Example: How First Sale Rule Reduces Duties
A U.S. importer buys kitchenware through a Hong Kong intermediary:
- Factory → Trading company: $4.50
- Trading company → Importer: $6.90
Duty rate: 28%
Without First Sale Rule
Declared value: $6.90
Duty: $1.93 per unit
With First Sale Rule
Declared value: $4.50
Duty: $1.26 per unit
Savings: $0.67 per unit
Across 200,000 units per year → $134,000+ in annual duty savings.

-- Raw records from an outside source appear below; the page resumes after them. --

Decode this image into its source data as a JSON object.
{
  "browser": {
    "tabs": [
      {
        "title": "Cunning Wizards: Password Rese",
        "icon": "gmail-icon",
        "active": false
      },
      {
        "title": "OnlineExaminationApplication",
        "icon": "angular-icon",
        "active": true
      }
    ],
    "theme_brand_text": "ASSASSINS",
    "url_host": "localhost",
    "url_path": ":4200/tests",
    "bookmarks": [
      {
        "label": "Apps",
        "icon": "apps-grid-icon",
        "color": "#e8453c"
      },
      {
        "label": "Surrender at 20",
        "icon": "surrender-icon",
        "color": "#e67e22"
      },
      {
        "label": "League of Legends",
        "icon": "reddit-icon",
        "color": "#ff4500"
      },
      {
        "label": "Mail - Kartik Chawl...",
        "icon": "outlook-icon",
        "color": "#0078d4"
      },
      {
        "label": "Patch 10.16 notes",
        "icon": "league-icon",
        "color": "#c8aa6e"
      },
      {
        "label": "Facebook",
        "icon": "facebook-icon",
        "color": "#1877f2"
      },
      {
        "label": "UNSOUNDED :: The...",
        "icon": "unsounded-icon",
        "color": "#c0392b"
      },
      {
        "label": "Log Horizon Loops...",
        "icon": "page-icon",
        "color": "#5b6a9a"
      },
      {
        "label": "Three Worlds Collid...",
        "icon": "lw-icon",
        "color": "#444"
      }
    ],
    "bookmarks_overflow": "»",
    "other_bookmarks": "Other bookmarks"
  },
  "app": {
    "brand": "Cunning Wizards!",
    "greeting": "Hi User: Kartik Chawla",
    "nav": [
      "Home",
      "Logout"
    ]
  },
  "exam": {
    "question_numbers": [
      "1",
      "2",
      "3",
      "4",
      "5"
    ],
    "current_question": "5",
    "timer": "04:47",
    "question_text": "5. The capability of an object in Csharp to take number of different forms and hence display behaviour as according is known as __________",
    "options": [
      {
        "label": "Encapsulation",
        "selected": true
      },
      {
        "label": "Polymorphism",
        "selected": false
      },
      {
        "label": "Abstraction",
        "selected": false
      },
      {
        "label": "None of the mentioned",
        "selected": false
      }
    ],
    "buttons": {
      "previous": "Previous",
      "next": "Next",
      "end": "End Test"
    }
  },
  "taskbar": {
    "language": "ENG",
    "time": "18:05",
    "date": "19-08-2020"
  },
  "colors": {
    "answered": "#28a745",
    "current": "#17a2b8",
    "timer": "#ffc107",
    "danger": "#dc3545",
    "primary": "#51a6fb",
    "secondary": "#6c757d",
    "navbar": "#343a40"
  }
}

Is First Sale Right for Every Importer?
Not always.
You should consider First Sale Rule when:
- You import through intermediaries
- You have access to factory-level documentation
- Duties represent a significant percentage of landed costs
- You want predictable, repeatable valuation accuracy
- You are comfortable managing full supply-chain transparency
You should avoid First Sale when:
- Documentation is weak/incomplete
- Related-party pricing cannot be justified
- The factory is unwilling to provide cost details
- The supply chain has high UFLPA risk
Conclusion
The First Sale Rule remains one of the most effective—and fully legal—duty-reduction strategies for U.S. importers in 2025. But it requires transparency, documentation, and audit-ready compliance. Importers who structure their supply chains correctly can save hundreds of thousands of dollars annually while staying fully compliant with CBP and DOJ/DHS enforcement.
Used strategically, First Sale Rule is not just a cost-savings tool—it’s a competitive advantage.